Short Description: Command-Line Corrupt Office 2007 Text Extractor extracts text from corrupted docx, xlsx and pptx files where the respective Office 2007 or 2010 programs fail to make this basic recovery. It also works on non-corrupt files.
Long Description 1: Coded by Ccy, author of HaHa Zip and using Delphi Zip, Command-Line Corrupt Office 2007 Text Extractor extracts text from corrupted docx, xlsx and pptx files where the respective Office 2007 programs fail to make this basic recovery. It also works on non-corrupt files. Docx, xlsx and pptx files are conventionally zipped collections of mostly XML files. Delphi Zip ignores zip file corruption allowing access to XML data despite zip problems.
Long Description 2: Coded by Ccy, author of HaHa Zip and using Delphi Zip, Command-Line Corrupt Office 2007 Text Extractor will often recover text from corrupt Office 2007 docx, xlsx, and pptx format files where the respective Office 2007 or 2010 programs cannot make the basic salvaging of the text or data.
Office 2007 Office Open format files are zipped collections of XML files. There are two kinds of corruption of these types of files, zip structure corruption and corruption of the XML files containing the actual text or data and/or the formatting. The unzipping module used in Office 2007 and 2010, appears to be more finicky than InfoZip module used by Command-Line Corrupt Office 2007 Text Extractor. Thus the underlying XML can often be extracted as raw material for this new program even though this is not available to Office 2007 and 2010 programs.

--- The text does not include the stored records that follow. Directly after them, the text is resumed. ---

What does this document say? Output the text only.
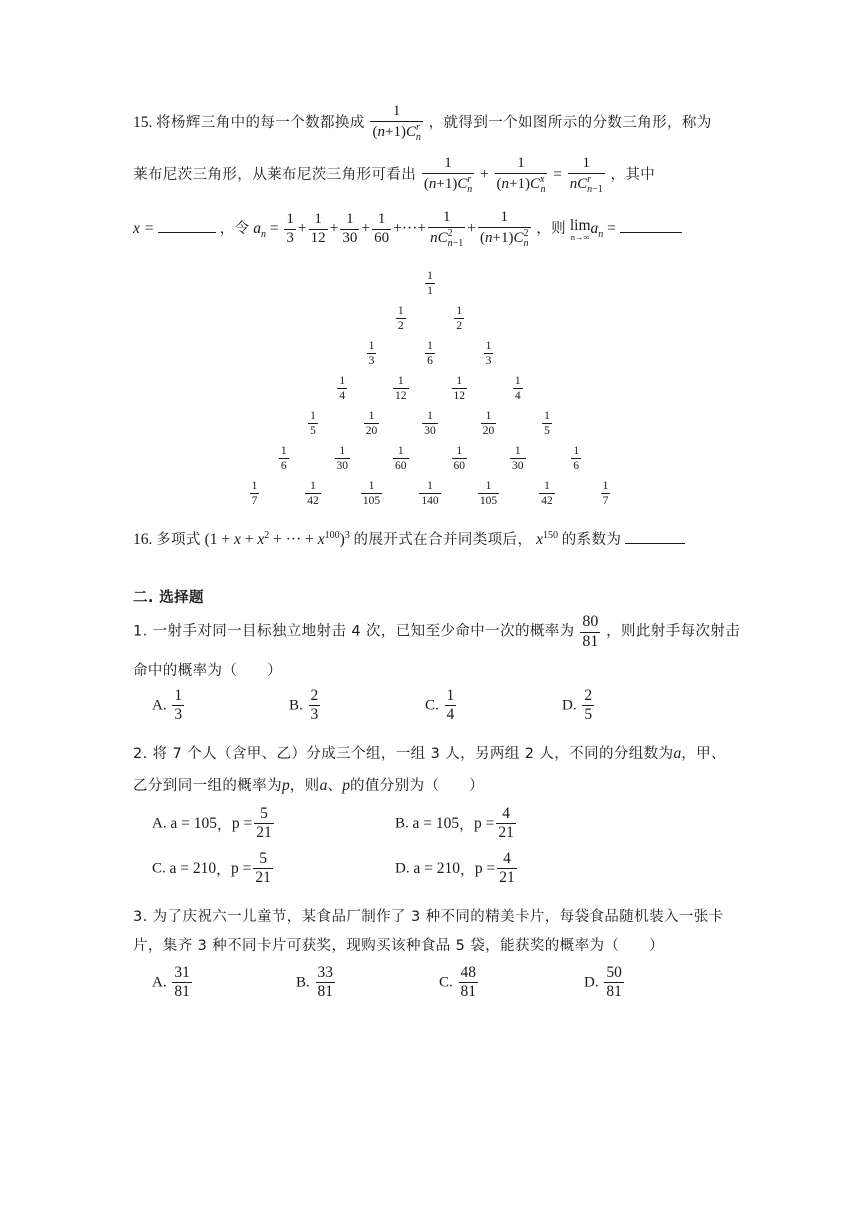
15. 将杨辉三角中的每一个数都换成 $\frac{1}{(n+1)C^r_n}$ ，就得到一个如图所示的分数三角形，称为
莱布尼茨三角形，从莱布尼茨三角形可看出 $\frac{1}{(n+1)C^r_n} + \frac{1}{(n+1)C^x_n} = \frac{1}{nC^r_{n-1}}$ ，其中
x =	，令 $a_n = \frac{1}{3} + \frac{1}{12} + \frac{1}{30} + \frac{1}{60}$ +···+ $\frac{1}{nC^2_{n-1}} + \frac{1}{(n+1)C^2_n}$ ，则 lim
n→∞
$a_n$ =
$\frac{1}{1}$
$\frac{1}{2}$	$\frac{1}{2}$
$\frac{1}{3}$	$\frac{1}{6}$	$\frac{1}{3}$
$\frac{1}{4}$	$\frac{1}{12}$	$\frac{1}{12}$	$\frac{1}{4}$
$\frac{1}{5}$	$\frac{1}{20}$	$\frac{1}{30}$	$\frac{1}{20}$	$\frac{1}{5}$
$\frac{1}{6}$	$\frac{1}{30}$	$\frac{1}{60}$	$\frac{1}{60}$	$\frac{1}{30}$	$\frac{1}{6}$
$\frac{1}{7}$	$\frac{1}{42}$	$\frac{1}{105}$	$\frac{1}{140}$	$\frac{1}{105}$	$\frac{1}{42}$	$\frac{1}{7}$
16. 多项式 ($1 + x + x^2$ + ··· + $x^{100})^3$ 的展开式在合并同类项后， $x^{150}$ 的系数为
二. 选择题
1. 一射手对同一目标独立地射击 4 次，已知至少命中一次的概率为 $\frac{80}{81}$ ，则此射手每次射击
命中的概率为（　　）
A. $\frac{1}{3}$	B. $\frac{2}{3}$	C. $\frac{1}{4}$	D. $\frac{2}{5}$
2. 将 7 个人（含甲、乙）分成三个组，一组 3 人，另两组 2 人，不同的分组数为a，甲、
乙分到同一组的概率为p，则a、p的值分别为（　　）
A. a = 105，$p = \frac{5}{21}$	B. a = 105，$p = \frac{4}{21}$
C. a = 210，$p = \frac{5}{21}$	D. a = 210，$p = \frac{4}{21}$
3. 为了庆祝六一儿童节，某食品厂制作了 3 种不同的精美卡片，每袋食品随机装入一张卡
片，集齐 3 种不同卡片可获奖，现购买该种食品 5 袋，能获奖的概率为（　　）
A. $\frac{31}{81}$	B. $\frac{33}{81}$	C. $\frac{48}{81}$	D. $\frac{50}{81}$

In regards to the other type of corruption, XML is by design a very unforgiving medium for file damage. From the errors returned from attempts at salvaging the text from corrupt docx and pptx files as well as the data from xlsx file, Office 2007 and 2010 appear to be using a standard interpreter of XML. Command-Line Corrupt Office 2007 Text Extractor on the other hand uses coding that is more tolerant of XML errors.
|